Rare bird born at the Toledo Zoo

BLADE STAFF
Female North Island brown kiwi chick hatched on January 12 at the Toledo Zoo. This is a first for the Zoo's Avian Breeding Center (ABC), an off-exhibit facility dedicated to breeding rare and endangered birds. Zoo staff is hand-rearing the chick, which as a precocial species was relatively mature and mobile soon after hatching. Female North Island brown kiwi chick hatched on January 12 at the Toledo Zoo. This is a first for the Zoo's Avian Breeding Center (ABC), an off-exhibit facility dedicated to breeding rare and endangered birds. Zoo staff is hand-rearing the chick, which as a precocial species was relatively mature and mobile soon after hatching.
PHOTO COURTESY OF TOLEDO ZOO Enlarge

One of the Toledo Zoo's newest residents is a female North Island brown kiwi chick.

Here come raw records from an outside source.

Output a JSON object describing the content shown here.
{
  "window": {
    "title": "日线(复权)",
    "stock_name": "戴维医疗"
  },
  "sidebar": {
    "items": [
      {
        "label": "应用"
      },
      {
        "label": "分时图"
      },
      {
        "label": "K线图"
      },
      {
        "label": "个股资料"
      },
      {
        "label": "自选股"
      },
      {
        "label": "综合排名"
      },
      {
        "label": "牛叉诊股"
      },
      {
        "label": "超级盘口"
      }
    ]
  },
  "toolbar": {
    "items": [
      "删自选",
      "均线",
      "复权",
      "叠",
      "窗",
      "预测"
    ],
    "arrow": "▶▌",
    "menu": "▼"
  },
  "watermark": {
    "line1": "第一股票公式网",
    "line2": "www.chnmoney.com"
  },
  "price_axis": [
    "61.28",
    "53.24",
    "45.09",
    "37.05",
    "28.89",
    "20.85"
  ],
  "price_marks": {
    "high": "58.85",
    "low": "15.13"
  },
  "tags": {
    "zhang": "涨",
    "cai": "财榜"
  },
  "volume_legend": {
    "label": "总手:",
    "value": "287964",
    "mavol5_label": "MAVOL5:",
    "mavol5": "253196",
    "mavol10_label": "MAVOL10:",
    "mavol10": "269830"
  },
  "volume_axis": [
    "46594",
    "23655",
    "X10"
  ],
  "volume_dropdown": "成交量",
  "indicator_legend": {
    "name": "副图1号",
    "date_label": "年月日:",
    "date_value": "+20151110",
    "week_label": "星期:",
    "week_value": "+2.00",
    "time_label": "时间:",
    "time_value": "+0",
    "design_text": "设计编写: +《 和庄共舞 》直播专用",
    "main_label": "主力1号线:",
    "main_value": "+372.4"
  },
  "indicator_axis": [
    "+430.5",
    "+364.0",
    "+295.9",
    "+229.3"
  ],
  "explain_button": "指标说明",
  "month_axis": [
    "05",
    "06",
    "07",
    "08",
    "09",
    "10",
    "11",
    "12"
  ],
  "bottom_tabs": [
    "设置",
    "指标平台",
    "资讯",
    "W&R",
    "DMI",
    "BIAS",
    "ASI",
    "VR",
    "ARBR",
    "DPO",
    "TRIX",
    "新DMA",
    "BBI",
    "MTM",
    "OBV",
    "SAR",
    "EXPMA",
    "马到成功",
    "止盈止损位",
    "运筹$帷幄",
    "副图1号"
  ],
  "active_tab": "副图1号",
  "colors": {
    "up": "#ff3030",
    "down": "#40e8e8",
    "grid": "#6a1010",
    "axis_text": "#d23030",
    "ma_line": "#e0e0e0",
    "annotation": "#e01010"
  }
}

The chick hatched Jan. 12 in the zoo’s Avian Breeding Center (ABC), an off-exhibit facility dedicated to breeding rare and endangered birds.

Eight zoos in the U.S. and 17 zoos worldwide exhibit the animals, according to Toledo Zoo officials, and few zoos outside New Zealand have successfully hatched kiwi. Through an international species survival plan, zoos worldwide are working together to preserve this species, which is endangered with decreasing populations in the wild.

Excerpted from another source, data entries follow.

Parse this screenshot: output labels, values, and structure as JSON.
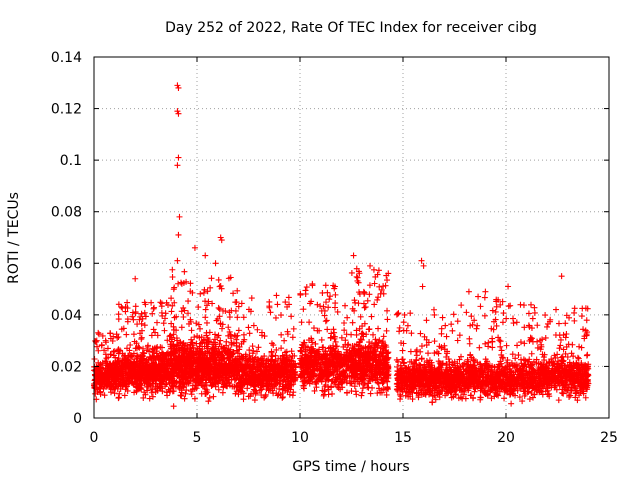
{
  "chart_data": {
    "type": "scatter",
    "title": "Day 252 of 2022, Rate Of TEC Index for receiver cibg",
    "xlabel": "GPS time / hours",
    "ylabel": "ROTI / TECUs",
    "xlim": [
      0,
      25
    ],
    "ylim": [
      0,
      0.14
    ],
    "xticks": [
      0,
      5,
      10,
      15,
      20,
      25
    ],
    "yticks": [
      0,
      0.02,
      0.04,
      0.06,
      0.08,
      0.1,
      0.12,
      0.14
    ],
    "grid": true,
    "marker": "+",
    "color": "#ff0000",
    "series": [
      {
        "name": "ROTI",
        "density_profile": [
          {
            "x_start": 0.0,
            "x_end": 1.0,
            "baseline": 0.016,
            "spread": 0.006,
            "max": 0.034,
            "count": 260
          },
          {
            "x_start": 1.0,
            "x_end": 3.7,
            "baseline": 0.018,
            "spread": 0.007,
            "max": 0.045,
            "count": 760
          },
          {
            "x_start": 3.7,
            "x_end": 4.4,
            "baseline": 0.02,
            "spread": 0.009,
            "max": 0.06,
            "count": 260
          },
          {
            "x_start": 4.4,
            "x_end": 7.0,
            "baseline": 0.02,
            "spread": 0.009,
            "max": 0.055,
            "count": 780
          },
          {
            "x_start": 7.0,
            "x_end": 9.8,
            "baseline": 0.017,
            "spread": 0.007,
            "max": 0.048,
            "count": 640
          },
          {
            "x_start": 10.0,
            "x_end": 12.3,
            "baseline": 0.02,
            "spread": 0.008,
            "max": 0.052,
            "count": 540
          },
          {
            "x_start": 12.3,
            "x_end": 14.3,
            "baseline": 0.021,
            "spread": 0.009,
            "max": 0.058,
            "count": 560
          },
          {
            "x_start": 14.7,
            "x_end": 17.5,
            "baseline": 0.015,
            "spread": 0.006,
            "max": 0.042,
            "count": 620
          },
          {
            "x_start": 17.5,
            "x_end": 21.5,
            "baseline": 0.015,
            "spread": 0.006,
            "max": 0.048,
            "count": 800
          },
          {
            "x_start": 21.5,
            "x_end": 24.0,
            "baseline": 0.016,
            "spread": 0.006,
            "max": 0.044,
            "count": 520
          }
        ],
        "notable_points": [
          {
            "x": 4.05,
            "y": 0.129
          },
          {
            "x": 4.1,
            "y": 0.128
          },
          {
            "x": 4.05,
            "y": 0.119
          },
          {
            "x": 4.1,
            "y": 0.118
          },
          {
            "x": 4.1,
            "y": 0.101
          },
          {
            "x": 4.05,
            "y": 0.098
          },
          {
            "x": 4.15,
            "y": 0.078
          },
          {
            "x": 4.1,
            "y": 0.071
          },
          {
            "x": 6.15,
            "y": 0.07
          },
          {
            "x": 6.2,
            "y": 0.069
          },
          {
            "x": 4.9,
            "y": 0.066
          },
          {
            "x": 5.4,
            "y": 0.063
          },
          {
            "x": 4.05,
            "y": 0.061
          },
          {
            "x": 5.9,
            "y": 0.06
          },
          {
            "x": 12.6,
            "y": 0.063
          },
          {
            "x": 13.4,
            "y": 0.059
          },
          {
            "x": 15.9,
            "y": 0.061
          },
          {
            "x": 16.0,
            "y": 0.059
          },
          {
            "x": 15.95,
            "y": 0.051
          },
          {
            "x": 22.7,
            "y": 0.055
          },
          {
            "x": 11.7,
            "y": 0.051
          },
          {
            "x": 10.6,
            "y": 0.052
          },
          {
            "x": 20.1,
            "y": 0.051
          },
          {
            "x": 18.2,
            "y": 0.049
          },
          {
            "x": 19.0,
            "y": 0.049
          },
          {
            "x": 2.0,
            "y": 0.054
          }
        ]
      }
    ]
  }
}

The Columbus Zoo provided the Toledo Zoo with a fertilized egg in December, 2012, and aviary staff from both zoos worked together throughout the 73-day incubation. Kiwi chicks have the longest incubation period of any bird species, followed by an unusually long hatching process which often lasts several days (the zoo’s kiwi chick took five days to complete hatching).

Public exhibit details have not been finalized but the chick is expected to be a part of the Wild Walkabout exhibit, scheduled to open May 24 which will feature the animals of Australia and surrounding regions.

Kiwi are nocturnal, flightless birds native to New Zealand. In the wild, kiwi were once widespread in New Zealand, but today populations are isolated and fragmented. According to information from the International Union for Conservation of Nature and Natural Resources (IUCN), wild kiwi populations are estimated between 25,000 and 30,000 birds, with declines of 90 percent or more over the last century.

Some kiwi characteristics seem more mammal-like than bird-like. They have a keen sense of smell (rare among birds), good hearing and whiskery feathers around their face. They are also the only bird with nostrils at the end of their beak, and females lay the largest egg of any bird in the world, in relation to their size.